La guerre qui déchire le Nord-Kivu depuis le déclenchement des hostilités entre le M23 et les forces RDF a déjà coûté la vie à plus de 1.500 personnes, selon les témoignages recueillis lors de la commémoration de la journée nationale du Génocide à l’hôtel Serena ce vendredi.
M. Mulengera Faustin, un survivant, a décrit les horreurs vécues depuis son départ de Rutshuru le 21 juin 2022. “Depuis ce jour-là, nous avons enterré plus de 1.500 victimes. Elles sont mortes soit à cause des bombardements des terroristes du M23/RDF, soit en raison des conditions de vie extrêmes dans les camps de déplacés.”
Loin de retrouver la paix, M. Faustin exprime un désespoir profond : “Il m’arrive de me demander pourquoi je suis né Congolais, pourquoi dans l’Est de la RDC ? C’est la volonté de Dieu qui nous a placés ici. Nous, déplacés survivants de cette guerre imposée par le Rwanda, vivons de la mendicité, et nos enfants n’ont plus accès à l’éducation. Nous plaidons pour le retour de la paix, pour pouvoir rentrer chez nous et reconstruire nos vies.”

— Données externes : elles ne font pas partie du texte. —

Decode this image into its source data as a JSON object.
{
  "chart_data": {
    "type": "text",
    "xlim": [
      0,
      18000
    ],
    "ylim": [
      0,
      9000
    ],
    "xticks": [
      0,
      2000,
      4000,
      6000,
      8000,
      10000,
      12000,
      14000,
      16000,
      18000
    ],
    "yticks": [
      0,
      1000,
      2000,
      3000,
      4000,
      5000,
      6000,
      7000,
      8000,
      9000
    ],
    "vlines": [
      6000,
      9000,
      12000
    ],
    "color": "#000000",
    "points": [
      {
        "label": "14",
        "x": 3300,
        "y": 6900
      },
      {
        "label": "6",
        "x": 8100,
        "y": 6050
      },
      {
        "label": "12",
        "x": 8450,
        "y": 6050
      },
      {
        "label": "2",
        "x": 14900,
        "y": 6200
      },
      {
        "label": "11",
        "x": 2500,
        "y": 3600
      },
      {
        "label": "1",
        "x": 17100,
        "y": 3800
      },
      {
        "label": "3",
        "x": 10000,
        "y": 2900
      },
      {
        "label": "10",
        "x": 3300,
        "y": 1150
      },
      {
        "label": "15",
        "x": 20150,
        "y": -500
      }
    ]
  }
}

Survivante d’un viol collectif, une femme a vu son mari et son fils aîné être étranglés par les rebelles après avoir été victimes de viols.
“Nous avons décidé de ne pas fuir lors des premières attaques dans notre village à Rutshuru. Nous nous sommes enfermés dans la maison, mais lorsque notre enfant a pleuré, les rebelles ont forcé la porte, ont ligoté mon mari et mon fils dans une chambre et m’ont violée dans une autre. Ensuite, ils sont allés étrangler mon mari et mon fils avant de partir”, a-t-elle relaté.
Actuellement réfugiée à Goma, elle exprime sa détresse : “La vie ici devient invivable. Je ne sais plus à quel saint me vouer. Je demande la paix, car nous souffrons atrocement dans les camps de déplacés.”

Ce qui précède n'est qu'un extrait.